The Delhi High Court has rejected an appeal by tax authorities in a case involving Pepsico India’s advertising, marketing, and promotion (AMP) expenses. The tax authorities had challenged the Delhi-based Income Tax Appellate Tribunal’s (ITAT) decision, which nullified an addition of over Rs 2,800 crore made by the assessing officer (AO) concerning AMP expenses of Pepsico.
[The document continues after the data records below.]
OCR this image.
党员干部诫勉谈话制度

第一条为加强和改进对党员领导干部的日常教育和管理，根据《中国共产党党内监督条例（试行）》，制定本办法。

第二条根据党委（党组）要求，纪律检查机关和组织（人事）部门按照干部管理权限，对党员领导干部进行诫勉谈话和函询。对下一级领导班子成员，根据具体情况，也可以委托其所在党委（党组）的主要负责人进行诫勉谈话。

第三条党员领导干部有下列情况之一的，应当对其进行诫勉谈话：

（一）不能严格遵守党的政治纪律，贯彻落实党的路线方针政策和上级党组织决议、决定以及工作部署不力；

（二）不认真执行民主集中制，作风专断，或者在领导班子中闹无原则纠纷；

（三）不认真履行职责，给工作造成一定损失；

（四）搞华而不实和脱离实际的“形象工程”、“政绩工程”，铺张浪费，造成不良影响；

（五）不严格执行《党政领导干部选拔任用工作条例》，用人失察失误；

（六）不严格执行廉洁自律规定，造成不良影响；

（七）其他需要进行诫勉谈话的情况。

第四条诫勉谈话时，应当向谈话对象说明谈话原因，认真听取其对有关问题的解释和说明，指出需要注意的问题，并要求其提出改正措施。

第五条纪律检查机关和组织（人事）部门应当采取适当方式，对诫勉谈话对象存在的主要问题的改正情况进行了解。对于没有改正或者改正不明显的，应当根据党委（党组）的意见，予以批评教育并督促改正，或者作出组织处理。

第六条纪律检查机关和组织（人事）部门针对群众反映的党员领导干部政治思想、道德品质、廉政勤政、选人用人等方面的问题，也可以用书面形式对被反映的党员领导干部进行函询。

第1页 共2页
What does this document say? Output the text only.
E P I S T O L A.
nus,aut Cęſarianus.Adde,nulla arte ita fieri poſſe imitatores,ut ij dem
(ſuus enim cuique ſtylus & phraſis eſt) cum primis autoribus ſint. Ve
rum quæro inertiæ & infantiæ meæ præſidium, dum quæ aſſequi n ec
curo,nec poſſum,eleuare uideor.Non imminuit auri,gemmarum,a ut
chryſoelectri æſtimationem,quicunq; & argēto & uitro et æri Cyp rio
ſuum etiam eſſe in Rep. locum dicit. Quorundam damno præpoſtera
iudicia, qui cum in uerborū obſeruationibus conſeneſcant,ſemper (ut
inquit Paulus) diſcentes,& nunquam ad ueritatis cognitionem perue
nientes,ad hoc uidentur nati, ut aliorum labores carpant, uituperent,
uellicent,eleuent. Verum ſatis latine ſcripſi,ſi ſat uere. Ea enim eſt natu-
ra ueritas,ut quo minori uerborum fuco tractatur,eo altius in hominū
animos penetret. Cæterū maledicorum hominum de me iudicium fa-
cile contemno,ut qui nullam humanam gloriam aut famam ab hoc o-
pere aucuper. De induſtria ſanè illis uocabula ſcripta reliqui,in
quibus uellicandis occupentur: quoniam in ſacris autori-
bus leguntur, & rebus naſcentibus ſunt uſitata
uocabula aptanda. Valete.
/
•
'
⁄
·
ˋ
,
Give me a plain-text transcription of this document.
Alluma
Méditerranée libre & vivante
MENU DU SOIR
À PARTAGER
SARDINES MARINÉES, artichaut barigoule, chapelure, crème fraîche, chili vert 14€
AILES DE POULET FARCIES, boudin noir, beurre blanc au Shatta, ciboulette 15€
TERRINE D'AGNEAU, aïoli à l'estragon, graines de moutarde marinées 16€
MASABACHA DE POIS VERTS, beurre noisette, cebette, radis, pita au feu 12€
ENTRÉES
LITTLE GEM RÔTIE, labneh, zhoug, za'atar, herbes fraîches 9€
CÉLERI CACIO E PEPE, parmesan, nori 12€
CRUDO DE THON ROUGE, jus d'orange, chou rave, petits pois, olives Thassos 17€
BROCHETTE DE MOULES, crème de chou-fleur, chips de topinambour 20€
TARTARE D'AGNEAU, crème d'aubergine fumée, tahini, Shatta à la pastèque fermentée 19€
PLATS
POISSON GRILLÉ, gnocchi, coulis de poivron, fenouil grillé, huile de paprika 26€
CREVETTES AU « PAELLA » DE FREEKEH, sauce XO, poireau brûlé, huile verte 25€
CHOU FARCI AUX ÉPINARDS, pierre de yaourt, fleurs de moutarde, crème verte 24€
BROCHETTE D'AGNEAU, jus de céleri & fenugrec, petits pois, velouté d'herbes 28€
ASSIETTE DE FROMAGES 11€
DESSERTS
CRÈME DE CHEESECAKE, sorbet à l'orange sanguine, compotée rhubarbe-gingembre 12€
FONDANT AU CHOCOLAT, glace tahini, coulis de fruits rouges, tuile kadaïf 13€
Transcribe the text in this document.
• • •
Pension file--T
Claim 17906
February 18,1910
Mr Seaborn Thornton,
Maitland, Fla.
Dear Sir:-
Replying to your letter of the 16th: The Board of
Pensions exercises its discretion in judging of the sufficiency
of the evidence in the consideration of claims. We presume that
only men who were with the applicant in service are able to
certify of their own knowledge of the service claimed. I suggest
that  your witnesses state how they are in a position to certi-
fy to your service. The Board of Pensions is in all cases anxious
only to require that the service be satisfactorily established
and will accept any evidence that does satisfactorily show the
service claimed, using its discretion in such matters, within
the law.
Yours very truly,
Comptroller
Manish Garg, a transfer pricing expert at the tax and consultancy firm AKM Global, explained that the AO had classified a portion of the AMP expenses as international transactions, arguing that Pepsico India was engaged in brand-building activities for its foreign parent company.
AO Conclusion
The AO reached this conclusion using the bright line test (BLT) in transfer pricing, where AMP expenses are compared to the industry average, and any excess is considered as brand-building expenses for foreign parents, subject to taxation. However, in a previous case involving Sony Ericsson, the Delhi High Court ruled that BLT is not a valid methodology under India’s transfer pricing rules. Following that precedent, the court dismissed the tax authorities’ appeal against Pepsico Holdings. Garg noted that the AMP issue remains one of the most contentious and complex topics in the transfer pricing field.
There is a lack of clarity in the law regarding the AMP issue, with the entire body of jurisprudence developing over the past several years solely through court and tribunal decisions.